From Meta, a Wikimedia project coordination wiki
statusNot Funded
Marco Ciaramella/CAWI
Assessment of Wiktionary and Wikidata in relation to a sampling of concepts (entities) extracted from ST (scientific and technical) sources.
targetWikidata, Wiktionary
start dateApril 2
end dateMay 2
budget (local currency)1.700 Eur
budget (USD)1,928.82 USD
grant typeindividual
granteeMarco Ciaramella

Project Goal[edit]

Assessment of high-quality dictionaries

Project Plan[edit]


Tell us how you'll carry out your project. What will you and other organizers spend your time doing?

I will work in an individual research activity. The planned elapsed time for the project is 4 weeks, half time (I would be on partial leave from work and I will not paid by my company for this leave). I will use samples of Scientific and Technical (ST) terms extracted from the literature (open documents) and I will analyze the coverage and quality of these sample terms in Wiktionary and in Wikidata. This analysis has the objective of identify differences between Wiktionary and Wikidata. These differences in the future can be used also to implement an automatic procedure to mutually enrich Wikidata and Wiktionary terms, taking also into account Wikipedia: this evolution in any case will be proposed only after this evaluation quick project.

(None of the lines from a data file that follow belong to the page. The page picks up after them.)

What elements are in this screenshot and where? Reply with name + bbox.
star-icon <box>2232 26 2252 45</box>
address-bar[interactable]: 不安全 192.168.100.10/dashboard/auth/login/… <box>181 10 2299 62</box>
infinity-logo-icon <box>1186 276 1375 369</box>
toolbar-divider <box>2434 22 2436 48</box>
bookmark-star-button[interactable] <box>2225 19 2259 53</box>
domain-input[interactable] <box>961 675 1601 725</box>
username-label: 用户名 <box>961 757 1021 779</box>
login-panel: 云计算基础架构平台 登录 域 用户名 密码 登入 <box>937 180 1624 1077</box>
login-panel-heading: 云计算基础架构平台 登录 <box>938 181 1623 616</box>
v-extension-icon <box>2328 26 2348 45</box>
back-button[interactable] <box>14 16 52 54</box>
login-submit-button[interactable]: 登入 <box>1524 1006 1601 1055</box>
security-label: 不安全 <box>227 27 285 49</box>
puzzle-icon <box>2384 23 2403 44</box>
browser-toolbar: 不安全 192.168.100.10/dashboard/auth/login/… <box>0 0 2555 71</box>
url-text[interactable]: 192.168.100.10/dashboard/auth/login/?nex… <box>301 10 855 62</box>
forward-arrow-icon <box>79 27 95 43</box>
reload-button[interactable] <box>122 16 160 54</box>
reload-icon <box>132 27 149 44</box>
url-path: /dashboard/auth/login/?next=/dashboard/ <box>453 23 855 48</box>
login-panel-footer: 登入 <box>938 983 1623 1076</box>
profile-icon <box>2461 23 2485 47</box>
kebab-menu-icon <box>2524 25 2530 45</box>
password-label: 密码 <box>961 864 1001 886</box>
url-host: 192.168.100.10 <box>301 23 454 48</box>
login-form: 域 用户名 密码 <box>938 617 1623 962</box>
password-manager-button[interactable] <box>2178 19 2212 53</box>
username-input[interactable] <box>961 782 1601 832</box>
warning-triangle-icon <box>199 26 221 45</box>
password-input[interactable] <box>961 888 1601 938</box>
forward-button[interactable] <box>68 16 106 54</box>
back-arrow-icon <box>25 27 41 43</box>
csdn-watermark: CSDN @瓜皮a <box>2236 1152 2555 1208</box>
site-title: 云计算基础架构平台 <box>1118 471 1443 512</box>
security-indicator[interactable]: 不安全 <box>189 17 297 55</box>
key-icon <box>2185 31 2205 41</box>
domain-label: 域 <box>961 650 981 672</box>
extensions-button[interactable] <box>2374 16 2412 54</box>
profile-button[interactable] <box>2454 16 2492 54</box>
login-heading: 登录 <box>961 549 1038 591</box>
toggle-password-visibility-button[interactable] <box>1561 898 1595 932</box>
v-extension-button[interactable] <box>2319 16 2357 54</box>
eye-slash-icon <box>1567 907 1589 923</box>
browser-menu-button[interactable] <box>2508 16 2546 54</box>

How will you let others in your community know about your project (please provide links to where relevant communities have been notified of your proposal, and to any other relevant community discussions)? Why are you targeting a specific audience?

I will keep constant relations with the research community by the Wiki-research-l mailing list: There are two kind of audiences: a) the research community around Wikimedia, mainly in Natural Language technologies; b) Wikimedia users for Scientific and Technical terms.

What will you have done at the end of your project? How will you follow-up with people that are involved with your project?

The deliverable will be an open publishing paper (also peer-reviewed) to present the results of this project, discussing i.e. the differences for the coverage and quality of terms between Wikidata and Wiktionary for sampled terms in Scientific and Technical literature, which are both relevant for some users and challenging from scientific point of view (large presence of neologisms). The value-added for Wikimedia projects will be a baseline for future evolutions for Wiktionary/Wikidata in Science and Technical area. Such paper will be indexed from Google Scholar and shared and discussed Wiki-research-l mailing list also after the end of the project.


How will you know if the project is successful and you've met your goals? Please include the following targets and feel free to add more specific to your project:

The final report published as a paper will document results for a significant sample of ST terms (at least 1K terms for different ST domains).


What resources do you have? Include information on who is the organizing the project, what they will do, and if you will receive support from anywhere else (in-kind donations or additional funding).

I will work leveraging on my experience on natural language processing engineer (see scholar: and Wikimedia contributor since 2005.

What resources do you need? For your funding request, list bullet points for each expense:

  • The planned elapsed time for the project is 4 weeks, I will work for this project half time. In the project time I will on leave from work and I will not paid by my company for this leave. Hence, I ask a partial reimbursement (1,928.82 USD) for this activity (a total reimbursement in fact would be 2500 USD).